Key Contract Terms: Everything You Need to Know
Key contract terms are major provisions of a contract, it has contractual obligations, violating them can result in a breach of contract and legal action. 3 min read
Key contract terms are the major provisions of a contract, which spell out contractual obligations, violating them can result in a breach of contract and lead to a legal action.
It's common knowledge that a legally binding contract puts several relevant factors into consideration. Some examples of such factors are:
- Legal capacity to contract.
- Mutuality of agreement.
- Lawful subject matter.
- Valuable consideration.
- Mutuality of obligation.
Though every contract is unique, all business contracts have certain terms in common. However, not all key contract terms are in every contract because contracts will usually include terms that are relevant to their specific subject matters.
It's a recommended exercise to go over the terms of a contract repeatedly and ask as many questions as possible. It's also a good thing to trust your instincts when you perceive some things aren't quite adding up in the contractual terms. The more you read contracts, the better you'll become at telling when they're a perfect fit and when something is wrong. Besides, the practice of reading contracts will better acquaint you with the legal working structure of your business.

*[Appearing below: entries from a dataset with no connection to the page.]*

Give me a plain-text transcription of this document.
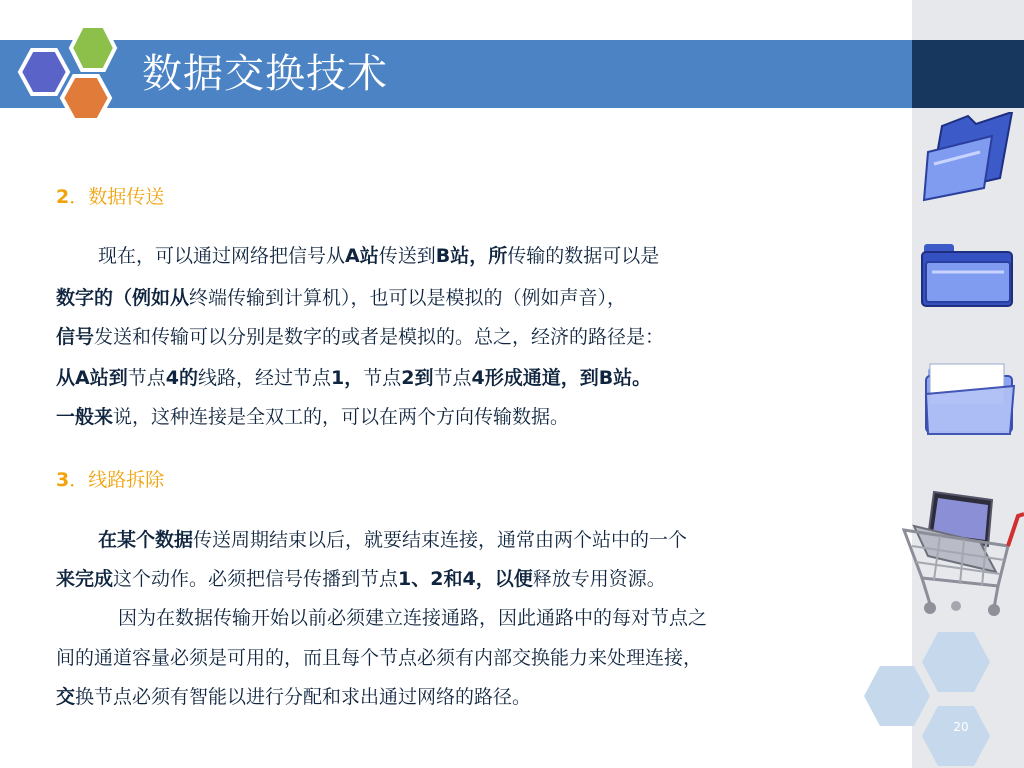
数据交换技术
2．数据传送
现在，可以通过网络把信号从A站传送到B站，所传输的数据可以是
数字的（例如从终端传输到计算机），也可以是模拟的（例如声音），
信号发送和传输可以分别是数字的或者是模拟的。总之，经济的路径是：
从A站到节点4的线路，经过节点1，节点2到节点4形成通道，到B站。
一般来说，这种连接是全双工的，可以在两个方向传输数据。
3．线路拆除
在某个数据传送周期结束以后，就要结束连接，通常由两个站中的一个
来完成这个动作。必须把信号传播到节点1、2和4，以便释放专用资源。
因为在数据传输开始以前必须建立连接通路，因此通路中的每对节点之
间的通道容量必须是可用的，而且每个节点必须有内部交换能力来处理连接，
交换节点必须有智能以进行分配和求出通过网络的路径。
20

Usually, contracts will add terms obliging the parties to safeguard the confidential data of each other. When contracts require the inevitable exposure of one party's confidential information to another, confidential terms become some of the key contract terms.
The payment terms of some contracts are easy to describe. They go something like, “X requester hereby pledges to pay Y service provider so and so amount of money for doing XYZ.” However, the terms of payment evolved from the simple, “ABC pays XYZ a certain amount of money for service rendered,” to a complex, “gross revenue, net revenue, adjusted net revenue, adjusted gross revenue, revenue share,” and so on. Things can get even more complex when chargebacks occur.
Therefore, it's good practice to get a lawyer and an accountant to review the payment terms of a contract before proceeding with transactions. Sometimes, terms of payment that define the how, the who, and the what elements of payment are tricky. So, to see if you're on the right track, make sure your terms of payment provide answers to the following questions:
- Who is paying how much?
- When is the payment due?
- What duties are performed before the payment?
- What is the payment type? (cash, wire transfer, check, promissory note, or something else)?
- How will an untimely contract termination affect payment?
Disclaimers help contracting parties achieve one of the most vital functions of their agreement, which is to decrease uncertainties and minimize risks. That explains why virtually every contract contains a disclaimer, which curbs liability.
A warranty is the same as a guarantee. Therefore, when you offer warranty for something, you agree to subject yourself to legal liabilities that go beyond a contract breach. Warranty terms align with disclaimers and indemnities. The major thing to remember when you read a warranty clause is that you can't offer a warranty for something you cannot guarantee.
For example, if you cannot guarantee that you'll run a mile every morning, don't accept a contract that states, “I warrant that I'll run a mile every morning.”
Terms of Dispute Resolution
At the beginning of contract negotiations, parties typically don't take dispute resolution terms seriously. Instead, they tend to focus mostly on level of payment, clearly stating the scope of the product supplied or the service rendered, negotiating indemnification and warranty provisions, and considering payment mechanisms, all of which are important.
However, it's highly advised to make sure your contract includes suitable terms that cover dispute resolution from the outset. That way, in case a dispute happens, there'll be clear pointers for all parties to follow to a resolution.
A force majeure clause excuses contracting parties from carrying out their contractual obligations when an unpredictable, unfortunate event beyond their control happens. Note that the force majeure clause isn't pinned to any precise legal definition. Therefore, with the help of a qualified lawyer, parties should provide a precise force majeure definition that specifically applies to their unique contract. Some instances of force majeure are explosions, fire outbreaks, strikes, terrorism, riots, and natural disasters.